Form 706 (United States Estate (and Generation-Skipping Transfer) Tax Return) must be filed within 9 months of the decedent’s death. Extensions of up to 6 months are available. Even if no tax is owed, filing is recommended to elect portability. The form is complex and typically requires a tax professional or estate attorney. For general IRS filing deadlines, see our filing guide.

Does the estate tax apply to inherited retirement accounts?

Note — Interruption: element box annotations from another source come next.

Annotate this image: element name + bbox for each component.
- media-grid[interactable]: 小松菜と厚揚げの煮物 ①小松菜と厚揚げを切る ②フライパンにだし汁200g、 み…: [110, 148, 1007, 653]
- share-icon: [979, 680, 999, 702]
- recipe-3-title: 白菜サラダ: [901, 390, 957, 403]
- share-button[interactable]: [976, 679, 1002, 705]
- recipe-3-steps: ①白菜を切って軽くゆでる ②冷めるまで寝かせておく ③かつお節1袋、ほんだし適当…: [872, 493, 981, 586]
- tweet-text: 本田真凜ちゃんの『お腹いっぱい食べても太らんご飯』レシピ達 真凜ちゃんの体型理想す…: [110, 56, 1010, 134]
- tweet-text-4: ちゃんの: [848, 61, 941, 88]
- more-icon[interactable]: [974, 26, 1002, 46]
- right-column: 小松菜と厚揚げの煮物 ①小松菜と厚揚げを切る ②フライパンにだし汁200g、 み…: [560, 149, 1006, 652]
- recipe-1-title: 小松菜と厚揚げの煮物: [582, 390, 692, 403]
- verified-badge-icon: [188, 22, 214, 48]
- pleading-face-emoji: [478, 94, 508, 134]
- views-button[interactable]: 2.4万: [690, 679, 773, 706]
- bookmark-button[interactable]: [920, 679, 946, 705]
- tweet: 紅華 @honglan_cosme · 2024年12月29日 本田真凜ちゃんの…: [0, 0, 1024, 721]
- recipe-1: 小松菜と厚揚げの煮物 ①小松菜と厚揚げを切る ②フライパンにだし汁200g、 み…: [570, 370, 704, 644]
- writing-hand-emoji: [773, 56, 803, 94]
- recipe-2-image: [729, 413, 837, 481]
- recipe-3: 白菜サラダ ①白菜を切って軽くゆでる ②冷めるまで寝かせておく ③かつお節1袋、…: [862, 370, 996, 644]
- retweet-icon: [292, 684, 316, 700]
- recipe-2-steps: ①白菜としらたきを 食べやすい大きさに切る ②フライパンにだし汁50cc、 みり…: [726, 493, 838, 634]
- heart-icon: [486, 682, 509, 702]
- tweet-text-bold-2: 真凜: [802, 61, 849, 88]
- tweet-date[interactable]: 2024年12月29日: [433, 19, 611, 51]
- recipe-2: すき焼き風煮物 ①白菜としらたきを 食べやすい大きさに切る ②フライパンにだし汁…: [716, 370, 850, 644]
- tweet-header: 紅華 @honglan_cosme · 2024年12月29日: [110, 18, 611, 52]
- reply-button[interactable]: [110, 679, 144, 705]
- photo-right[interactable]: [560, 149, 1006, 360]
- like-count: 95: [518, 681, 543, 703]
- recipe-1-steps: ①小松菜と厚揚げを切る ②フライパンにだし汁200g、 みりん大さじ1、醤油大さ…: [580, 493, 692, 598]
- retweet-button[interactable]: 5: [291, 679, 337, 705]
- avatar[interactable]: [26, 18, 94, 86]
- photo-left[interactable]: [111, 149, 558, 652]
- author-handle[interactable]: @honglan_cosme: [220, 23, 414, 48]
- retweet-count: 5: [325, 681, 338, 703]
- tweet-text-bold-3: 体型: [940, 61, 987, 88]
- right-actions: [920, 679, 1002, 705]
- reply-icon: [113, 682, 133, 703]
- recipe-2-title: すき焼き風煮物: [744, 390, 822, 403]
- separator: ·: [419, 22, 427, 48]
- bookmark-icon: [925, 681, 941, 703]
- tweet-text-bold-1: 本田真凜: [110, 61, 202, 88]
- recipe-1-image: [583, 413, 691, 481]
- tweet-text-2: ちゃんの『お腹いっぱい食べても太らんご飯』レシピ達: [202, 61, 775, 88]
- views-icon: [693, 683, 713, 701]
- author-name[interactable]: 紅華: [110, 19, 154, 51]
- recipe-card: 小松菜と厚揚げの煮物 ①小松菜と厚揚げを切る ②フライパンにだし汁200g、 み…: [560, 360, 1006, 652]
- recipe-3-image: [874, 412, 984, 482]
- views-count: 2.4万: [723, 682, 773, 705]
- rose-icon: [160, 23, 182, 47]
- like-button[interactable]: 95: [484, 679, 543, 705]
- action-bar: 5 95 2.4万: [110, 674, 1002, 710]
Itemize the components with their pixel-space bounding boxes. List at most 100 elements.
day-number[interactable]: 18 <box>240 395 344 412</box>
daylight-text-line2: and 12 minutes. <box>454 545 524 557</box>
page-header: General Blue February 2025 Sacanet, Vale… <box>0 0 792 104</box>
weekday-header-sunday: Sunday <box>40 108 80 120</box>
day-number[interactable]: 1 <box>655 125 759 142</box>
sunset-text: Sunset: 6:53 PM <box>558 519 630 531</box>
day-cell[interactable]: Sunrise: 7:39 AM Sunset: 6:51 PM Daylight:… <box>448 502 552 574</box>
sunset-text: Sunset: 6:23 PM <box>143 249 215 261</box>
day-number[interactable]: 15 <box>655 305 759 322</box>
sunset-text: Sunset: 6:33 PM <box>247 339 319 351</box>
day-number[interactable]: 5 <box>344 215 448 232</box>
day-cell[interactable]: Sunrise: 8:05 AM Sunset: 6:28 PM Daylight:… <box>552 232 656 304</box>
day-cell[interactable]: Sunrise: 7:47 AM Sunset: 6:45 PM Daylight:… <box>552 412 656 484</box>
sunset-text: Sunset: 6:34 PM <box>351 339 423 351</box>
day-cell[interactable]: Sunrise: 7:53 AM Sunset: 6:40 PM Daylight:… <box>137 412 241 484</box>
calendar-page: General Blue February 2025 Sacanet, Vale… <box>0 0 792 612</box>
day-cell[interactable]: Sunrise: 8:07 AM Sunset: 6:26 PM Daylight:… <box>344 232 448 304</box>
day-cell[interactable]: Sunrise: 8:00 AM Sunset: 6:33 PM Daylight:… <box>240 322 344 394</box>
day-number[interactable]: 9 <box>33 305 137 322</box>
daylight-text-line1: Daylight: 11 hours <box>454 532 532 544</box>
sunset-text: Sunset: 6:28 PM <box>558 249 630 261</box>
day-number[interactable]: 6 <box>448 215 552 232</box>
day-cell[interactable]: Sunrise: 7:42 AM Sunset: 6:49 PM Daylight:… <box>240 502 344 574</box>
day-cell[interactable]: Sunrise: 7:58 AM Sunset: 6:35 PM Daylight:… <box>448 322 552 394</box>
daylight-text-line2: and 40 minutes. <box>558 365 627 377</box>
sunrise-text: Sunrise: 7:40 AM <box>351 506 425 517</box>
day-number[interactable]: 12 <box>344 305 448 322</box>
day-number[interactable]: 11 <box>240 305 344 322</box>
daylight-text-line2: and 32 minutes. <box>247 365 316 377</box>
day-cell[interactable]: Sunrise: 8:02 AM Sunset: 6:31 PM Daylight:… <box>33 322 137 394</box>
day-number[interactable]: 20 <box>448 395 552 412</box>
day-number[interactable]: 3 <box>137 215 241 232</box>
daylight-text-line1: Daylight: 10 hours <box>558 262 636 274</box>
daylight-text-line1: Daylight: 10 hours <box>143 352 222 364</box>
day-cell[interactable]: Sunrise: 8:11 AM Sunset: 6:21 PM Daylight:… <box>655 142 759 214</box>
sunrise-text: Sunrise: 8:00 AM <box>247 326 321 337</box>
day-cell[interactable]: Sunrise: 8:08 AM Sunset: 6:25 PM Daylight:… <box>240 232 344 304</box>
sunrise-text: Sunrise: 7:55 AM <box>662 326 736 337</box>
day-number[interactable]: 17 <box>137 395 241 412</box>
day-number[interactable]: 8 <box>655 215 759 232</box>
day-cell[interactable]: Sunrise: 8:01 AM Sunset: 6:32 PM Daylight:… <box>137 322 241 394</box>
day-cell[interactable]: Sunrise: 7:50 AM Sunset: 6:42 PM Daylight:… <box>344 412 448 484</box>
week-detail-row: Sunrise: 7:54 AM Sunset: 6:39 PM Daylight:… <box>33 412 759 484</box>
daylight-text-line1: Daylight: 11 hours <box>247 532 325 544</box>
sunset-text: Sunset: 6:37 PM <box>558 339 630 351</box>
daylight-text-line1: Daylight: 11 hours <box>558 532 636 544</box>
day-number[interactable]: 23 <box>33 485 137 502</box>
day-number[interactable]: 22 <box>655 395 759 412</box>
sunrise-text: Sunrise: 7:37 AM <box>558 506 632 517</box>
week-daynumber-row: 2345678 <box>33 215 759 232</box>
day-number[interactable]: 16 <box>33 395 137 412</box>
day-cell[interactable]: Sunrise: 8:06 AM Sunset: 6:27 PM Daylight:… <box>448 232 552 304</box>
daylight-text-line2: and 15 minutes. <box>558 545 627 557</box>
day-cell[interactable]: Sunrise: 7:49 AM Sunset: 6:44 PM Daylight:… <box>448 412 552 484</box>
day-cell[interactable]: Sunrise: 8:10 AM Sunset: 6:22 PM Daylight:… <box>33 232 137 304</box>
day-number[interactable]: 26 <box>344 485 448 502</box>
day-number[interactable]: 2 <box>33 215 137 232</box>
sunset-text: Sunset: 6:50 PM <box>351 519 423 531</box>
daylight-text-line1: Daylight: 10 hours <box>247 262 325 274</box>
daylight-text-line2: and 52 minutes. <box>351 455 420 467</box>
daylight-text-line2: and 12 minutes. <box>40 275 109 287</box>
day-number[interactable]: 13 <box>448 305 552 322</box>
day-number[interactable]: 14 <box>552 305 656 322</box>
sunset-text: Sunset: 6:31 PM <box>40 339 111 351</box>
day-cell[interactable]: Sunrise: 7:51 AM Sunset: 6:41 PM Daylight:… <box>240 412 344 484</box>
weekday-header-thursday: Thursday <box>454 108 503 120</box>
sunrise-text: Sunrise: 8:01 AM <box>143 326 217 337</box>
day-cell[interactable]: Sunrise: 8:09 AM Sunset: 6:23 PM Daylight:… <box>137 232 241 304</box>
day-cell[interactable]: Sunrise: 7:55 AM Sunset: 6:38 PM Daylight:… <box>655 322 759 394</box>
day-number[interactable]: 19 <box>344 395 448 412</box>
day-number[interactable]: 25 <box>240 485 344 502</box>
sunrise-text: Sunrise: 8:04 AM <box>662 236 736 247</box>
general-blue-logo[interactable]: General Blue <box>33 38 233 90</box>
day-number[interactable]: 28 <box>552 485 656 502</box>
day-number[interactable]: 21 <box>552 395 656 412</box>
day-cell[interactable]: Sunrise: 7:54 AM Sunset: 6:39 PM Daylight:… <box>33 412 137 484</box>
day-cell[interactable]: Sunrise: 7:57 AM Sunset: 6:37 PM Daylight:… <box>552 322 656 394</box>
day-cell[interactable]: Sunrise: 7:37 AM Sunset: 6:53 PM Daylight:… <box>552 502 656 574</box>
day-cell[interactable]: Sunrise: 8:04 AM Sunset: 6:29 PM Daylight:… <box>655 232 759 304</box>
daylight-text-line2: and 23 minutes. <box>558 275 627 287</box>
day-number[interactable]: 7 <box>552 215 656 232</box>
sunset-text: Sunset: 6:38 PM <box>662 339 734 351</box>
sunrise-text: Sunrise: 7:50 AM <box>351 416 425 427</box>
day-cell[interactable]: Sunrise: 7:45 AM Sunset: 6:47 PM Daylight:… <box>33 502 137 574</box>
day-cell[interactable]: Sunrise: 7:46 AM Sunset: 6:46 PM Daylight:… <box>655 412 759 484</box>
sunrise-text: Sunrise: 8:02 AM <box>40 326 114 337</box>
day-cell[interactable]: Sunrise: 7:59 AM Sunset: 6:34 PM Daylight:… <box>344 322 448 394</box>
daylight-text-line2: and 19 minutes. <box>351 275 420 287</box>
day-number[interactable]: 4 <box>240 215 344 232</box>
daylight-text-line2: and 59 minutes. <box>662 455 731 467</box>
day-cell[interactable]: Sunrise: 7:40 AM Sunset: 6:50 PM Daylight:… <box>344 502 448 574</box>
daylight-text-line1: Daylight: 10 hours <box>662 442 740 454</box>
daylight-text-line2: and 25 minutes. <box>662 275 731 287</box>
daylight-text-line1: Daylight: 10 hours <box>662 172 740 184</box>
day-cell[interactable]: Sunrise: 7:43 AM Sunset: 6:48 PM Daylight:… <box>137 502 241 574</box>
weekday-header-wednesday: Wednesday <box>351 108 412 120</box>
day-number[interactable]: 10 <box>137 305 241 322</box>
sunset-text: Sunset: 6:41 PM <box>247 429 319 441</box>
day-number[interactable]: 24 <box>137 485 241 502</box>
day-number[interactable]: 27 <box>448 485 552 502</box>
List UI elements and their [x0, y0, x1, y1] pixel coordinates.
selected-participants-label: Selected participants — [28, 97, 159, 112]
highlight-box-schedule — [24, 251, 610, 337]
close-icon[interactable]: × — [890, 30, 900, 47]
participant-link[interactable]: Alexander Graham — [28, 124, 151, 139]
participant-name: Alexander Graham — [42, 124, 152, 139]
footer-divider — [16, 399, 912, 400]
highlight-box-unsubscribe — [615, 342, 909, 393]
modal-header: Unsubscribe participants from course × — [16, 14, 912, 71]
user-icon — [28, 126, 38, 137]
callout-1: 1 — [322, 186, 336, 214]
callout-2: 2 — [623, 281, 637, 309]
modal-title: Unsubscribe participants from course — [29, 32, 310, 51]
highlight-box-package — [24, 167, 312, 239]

Retirement accounts (IRAs, 401(k)s) are included in the gross estate for estate tax purposes. However, they are also subject to income tax when distributions are taken by the heirs. This can create a double-tax situation for very large estates. Roth accounts avoid the income tax component since qualified Roth distributions are tax-free. Learn more about tax planning in our tax deductions guide.

What about the gift tax?

The gift tax and estate tax share a unified ~$15 million lifetime exemption. Gifts above the ~$19,000 annual exclusion count against your lifetime exemption. There is no separate gift tax exemption. See our IRS refund tracker for information on processing timelines for filed returns.


Key Takeaways

  1. The federal estate tax exemption is now permanently set at $15 million per individual ($30 million MFJ)
  2. There is no sunset — the exemption does not expire
  3. The 40% tax rate applies to estate values exceeding the exemption
  4. Portability allows surviving spouses to use unused exemption (but Form 706 must be filed)
  5. State estate taxes may still apply at much lower thresholds
  6. The “use it or lose it” urgency from the TCJA sunset is eliminated
  7. Estate planning remains important for asset protection, state taxes, and income tax optimization
  8. For a complete overview of all OBBB changes, see the One Big Beautiful Bill tax changes guide

Tax Disclaimer: This article is for informational purposes only and does not constitute professional tax advice. Tax laws are subject to change, and individual circumstances vary. Consult a qualified tax professional or estate planning attorney for guidance specific to your situation. Visit IRS.gov for official information on the federal estate tax.